— Не волнуйся, я уже ухожу, — громко сказал Габриель.
И ушел.
Остаток вечера он потратил на то, чтобы убедить себя: котенок — хитрец. Хитрюга. Пройдоха. Ловкая бестия. Жует где-то звериные консервы и посмеивается над мальчишками-недотепами.
Габриелю почти удалось поверить в это. И он заснул в своей кровати — если не успокоенный окончательно, то, во всяком случае, примирившийся с собой.

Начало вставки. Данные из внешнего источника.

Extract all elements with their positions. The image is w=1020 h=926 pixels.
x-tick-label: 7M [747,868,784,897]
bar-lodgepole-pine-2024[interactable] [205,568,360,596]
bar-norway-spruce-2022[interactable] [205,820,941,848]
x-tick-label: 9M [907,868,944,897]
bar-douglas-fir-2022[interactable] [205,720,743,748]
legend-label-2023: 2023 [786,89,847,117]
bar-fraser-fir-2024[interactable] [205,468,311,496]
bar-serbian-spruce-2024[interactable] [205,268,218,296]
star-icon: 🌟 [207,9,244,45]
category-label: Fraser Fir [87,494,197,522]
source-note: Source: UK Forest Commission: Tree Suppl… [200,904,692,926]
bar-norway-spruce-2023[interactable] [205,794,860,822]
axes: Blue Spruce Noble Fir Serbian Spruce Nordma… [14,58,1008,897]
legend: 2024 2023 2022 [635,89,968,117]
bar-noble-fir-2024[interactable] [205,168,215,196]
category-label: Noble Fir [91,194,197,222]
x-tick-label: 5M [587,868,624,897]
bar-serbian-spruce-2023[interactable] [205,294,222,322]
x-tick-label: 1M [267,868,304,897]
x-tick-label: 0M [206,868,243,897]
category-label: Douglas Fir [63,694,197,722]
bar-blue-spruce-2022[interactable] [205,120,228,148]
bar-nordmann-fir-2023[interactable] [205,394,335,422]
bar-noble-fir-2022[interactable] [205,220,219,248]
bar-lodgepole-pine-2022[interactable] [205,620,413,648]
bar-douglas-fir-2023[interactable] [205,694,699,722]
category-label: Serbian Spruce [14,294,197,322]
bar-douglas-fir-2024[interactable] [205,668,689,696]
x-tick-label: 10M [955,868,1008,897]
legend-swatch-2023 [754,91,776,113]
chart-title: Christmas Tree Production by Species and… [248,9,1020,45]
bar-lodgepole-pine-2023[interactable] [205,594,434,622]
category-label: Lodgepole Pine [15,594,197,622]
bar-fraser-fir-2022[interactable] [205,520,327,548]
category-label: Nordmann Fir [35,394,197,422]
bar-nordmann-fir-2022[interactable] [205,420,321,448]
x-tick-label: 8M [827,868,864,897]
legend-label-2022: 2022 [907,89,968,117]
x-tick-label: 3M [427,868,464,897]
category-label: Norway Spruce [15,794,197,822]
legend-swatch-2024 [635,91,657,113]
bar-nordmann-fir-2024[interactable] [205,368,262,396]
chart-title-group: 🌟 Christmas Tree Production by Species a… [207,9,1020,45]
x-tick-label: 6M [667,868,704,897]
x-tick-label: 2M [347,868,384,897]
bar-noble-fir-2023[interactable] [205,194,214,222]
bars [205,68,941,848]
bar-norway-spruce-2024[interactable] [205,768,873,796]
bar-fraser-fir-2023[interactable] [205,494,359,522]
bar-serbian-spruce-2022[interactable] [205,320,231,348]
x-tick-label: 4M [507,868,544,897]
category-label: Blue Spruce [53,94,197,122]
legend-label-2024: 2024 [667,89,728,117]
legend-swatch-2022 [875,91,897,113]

Никто не просил котенка влезать в Габриелев сон, но он влез. «Мертвое мало чем отличается от живого, — подумал во сне Габриель, — оно всего лишь не движется и не дышит, вот и все». Мертвое не отталкивает и не ужасает, просто… оно какое-то неудобное, как заноза в пятке. Или как звук, когда пенопластом скребут по стеклу —
Габриель и проснулся от этого звука.
Он шел не извне, а рождался в голове самого мальчика; шрр-шрр-шшшррр — от висков к затылку, и снова к вискам. Трясти головой бесполезно, подпрыгивать (в надежде, что проклятое «шрр» выскочит) — тоже. Габриель пробовал читать, но не понимал из прочитанного ни строчки. Пробовал разговаривать с мамой и даже с отцом, но не слышал их голоса. Отчаявшись, он отправился в парк, где накануне оставил котенка, — вот когда скрежет и царапанье проявили себя в полной мере!.. Они стали просто невыносимыми, почти как Мария-Христина с ее вечными подколками и шуточками про недоумка. Но стоило Габриелю приблизиться к месту расправы, как все разом стихло.
Он не нашел тела. Только с десяток камней у ограды — относительно чистых, без отметин крови и шерсти. Никаких особенных следов не было и на земле, значит, он не ошибся и все понял про хитреца-котенка.
Не ошибся!..
А ко сну можно приспособиться, чтобы он не доставлял неприятностей. Наверное, так и произошло: Габриель приспособился. Во сне котенок продолжал оставаться мертвым, но при этом шерсть его не тускнела, наоборот — лоснилась и становилась все гуще. Во сне над котенком сияло солнце, а дождь (если случался дождь) проходил стороной. Кажется, там еще были птицы, малютки-сверчки и густые заросли кошачьей мяты — лучшего места придумать невозможно.
Котенок не страдает — значит, и Габриель не должен страдать.
Он должен успокоиться насчет пенопласта, насчет занозы в пятке: занозы этой разновидности не выходят наружу. Через слои эпидермиса они проникают все глубже, ныряют в кровоток и, попутешествовав, прибиваются к сердцу.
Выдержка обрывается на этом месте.